Suddenly, drawing up her covers, Isobel felt the sharp stab of loneliness she carefully hid from her father whenever it came. The image of her mother was fading. She used to be able to recall her face so clearly, but now she could only do so when she looked at the photograph Daddy kept on the bureau in his bedroom.
‘‘Mother,’’ she whispered in the dark, ‘‘Mother.’’
Sometimes she whispered it that way because she never got a chance to say it aloud the way other children did.
Six
There is no real spring in Maine. Roberta had heard it her whole life, and the following morning bore it out. The rare salubrious weather of the previous day had reverted to form and the skies had darkened to a thick woolly gray. The clouds, heavy with mist, skulked at sea level and dampened everything that moved through them. Including Roberta.

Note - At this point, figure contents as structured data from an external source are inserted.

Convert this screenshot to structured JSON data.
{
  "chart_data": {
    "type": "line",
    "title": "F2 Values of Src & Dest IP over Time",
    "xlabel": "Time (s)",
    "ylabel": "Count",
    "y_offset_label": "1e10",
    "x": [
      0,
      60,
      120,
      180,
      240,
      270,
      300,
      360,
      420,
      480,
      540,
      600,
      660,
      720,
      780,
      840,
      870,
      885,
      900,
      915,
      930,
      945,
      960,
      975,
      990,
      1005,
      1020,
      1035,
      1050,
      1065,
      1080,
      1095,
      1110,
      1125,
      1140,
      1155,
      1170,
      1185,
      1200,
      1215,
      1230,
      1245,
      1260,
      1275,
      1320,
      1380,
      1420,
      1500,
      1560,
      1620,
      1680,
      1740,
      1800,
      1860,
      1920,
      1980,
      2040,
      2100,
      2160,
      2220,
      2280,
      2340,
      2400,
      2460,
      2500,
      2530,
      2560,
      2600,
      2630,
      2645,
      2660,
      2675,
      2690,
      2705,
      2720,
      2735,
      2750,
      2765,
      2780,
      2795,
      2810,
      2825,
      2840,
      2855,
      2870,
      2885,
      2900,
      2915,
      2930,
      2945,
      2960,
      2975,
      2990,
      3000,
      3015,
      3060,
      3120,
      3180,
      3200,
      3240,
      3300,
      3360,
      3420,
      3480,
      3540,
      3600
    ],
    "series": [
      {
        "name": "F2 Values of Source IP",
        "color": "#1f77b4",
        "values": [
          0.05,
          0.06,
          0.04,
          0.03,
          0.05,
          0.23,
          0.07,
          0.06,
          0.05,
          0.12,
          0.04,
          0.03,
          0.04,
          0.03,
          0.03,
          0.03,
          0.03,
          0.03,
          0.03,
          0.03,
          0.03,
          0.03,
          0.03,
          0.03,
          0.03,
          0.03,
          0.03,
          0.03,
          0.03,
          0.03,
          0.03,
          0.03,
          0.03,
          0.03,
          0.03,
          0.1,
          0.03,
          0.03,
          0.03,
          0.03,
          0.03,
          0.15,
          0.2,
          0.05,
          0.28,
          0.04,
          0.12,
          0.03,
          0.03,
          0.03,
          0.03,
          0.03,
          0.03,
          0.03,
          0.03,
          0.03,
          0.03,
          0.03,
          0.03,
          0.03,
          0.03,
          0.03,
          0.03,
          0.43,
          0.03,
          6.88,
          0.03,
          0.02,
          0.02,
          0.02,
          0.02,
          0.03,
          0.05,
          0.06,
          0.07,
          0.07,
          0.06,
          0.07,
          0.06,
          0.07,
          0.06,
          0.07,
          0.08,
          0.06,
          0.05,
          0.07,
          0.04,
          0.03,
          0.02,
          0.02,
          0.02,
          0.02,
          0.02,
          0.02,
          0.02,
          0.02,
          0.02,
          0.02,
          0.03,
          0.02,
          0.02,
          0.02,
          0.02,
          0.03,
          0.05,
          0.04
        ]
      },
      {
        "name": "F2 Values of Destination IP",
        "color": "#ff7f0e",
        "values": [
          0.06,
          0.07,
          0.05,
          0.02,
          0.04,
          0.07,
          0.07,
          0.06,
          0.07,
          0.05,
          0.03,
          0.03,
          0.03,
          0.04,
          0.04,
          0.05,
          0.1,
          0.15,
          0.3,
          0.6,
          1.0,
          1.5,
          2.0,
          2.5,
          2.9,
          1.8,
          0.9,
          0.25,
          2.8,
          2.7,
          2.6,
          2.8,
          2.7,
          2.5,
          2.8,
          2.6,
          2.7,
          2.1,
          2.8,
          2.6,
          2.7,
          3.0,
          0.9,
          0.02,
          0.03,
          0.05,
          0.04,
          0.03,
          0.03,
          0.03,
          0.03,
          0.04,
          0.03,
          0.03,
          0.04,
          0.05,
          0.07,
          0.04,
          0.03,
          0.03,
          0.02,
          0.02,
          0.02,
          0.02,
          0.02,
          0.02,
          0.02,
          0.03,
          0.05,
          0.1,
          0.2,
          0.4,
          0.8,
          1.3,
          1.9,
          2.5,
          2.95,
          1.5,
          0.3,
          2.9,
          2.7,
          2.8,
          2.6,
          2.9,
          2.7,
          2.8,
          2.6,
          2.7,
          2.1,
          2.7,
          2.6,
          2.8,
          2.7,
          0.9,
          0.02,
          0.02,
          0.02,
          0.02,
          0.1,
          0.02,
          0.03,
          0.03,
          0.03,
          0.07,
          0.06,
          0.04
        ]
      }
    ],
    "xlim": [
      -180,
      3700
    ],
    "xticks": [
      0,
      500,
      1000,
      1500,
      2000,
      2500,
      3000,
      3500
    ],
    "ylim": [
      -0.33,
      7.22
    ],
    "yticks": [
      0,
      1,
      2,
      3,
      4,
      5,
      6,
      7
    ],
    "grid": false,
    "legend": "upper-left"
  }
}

As soon as the girls were off to school she set out for Boynton’s Motor Car Company, buttoned to the throat in a short wool jacket and toting her umbrella. Opening her front door, she found no Gabriel Farley here yet. The plank was slippery and she skated down it, then passed the lumpy black smudge where last night’s fire had been. Its sodden charcoal gave off an acrid smell, but the pleasant recollections of the previous evening put a bounce in her step. There were few things Roberta enjoyed more than lollygagging with her girls, and Isobel Farley had been a cheerful addition—a little shy, but an eager disciple.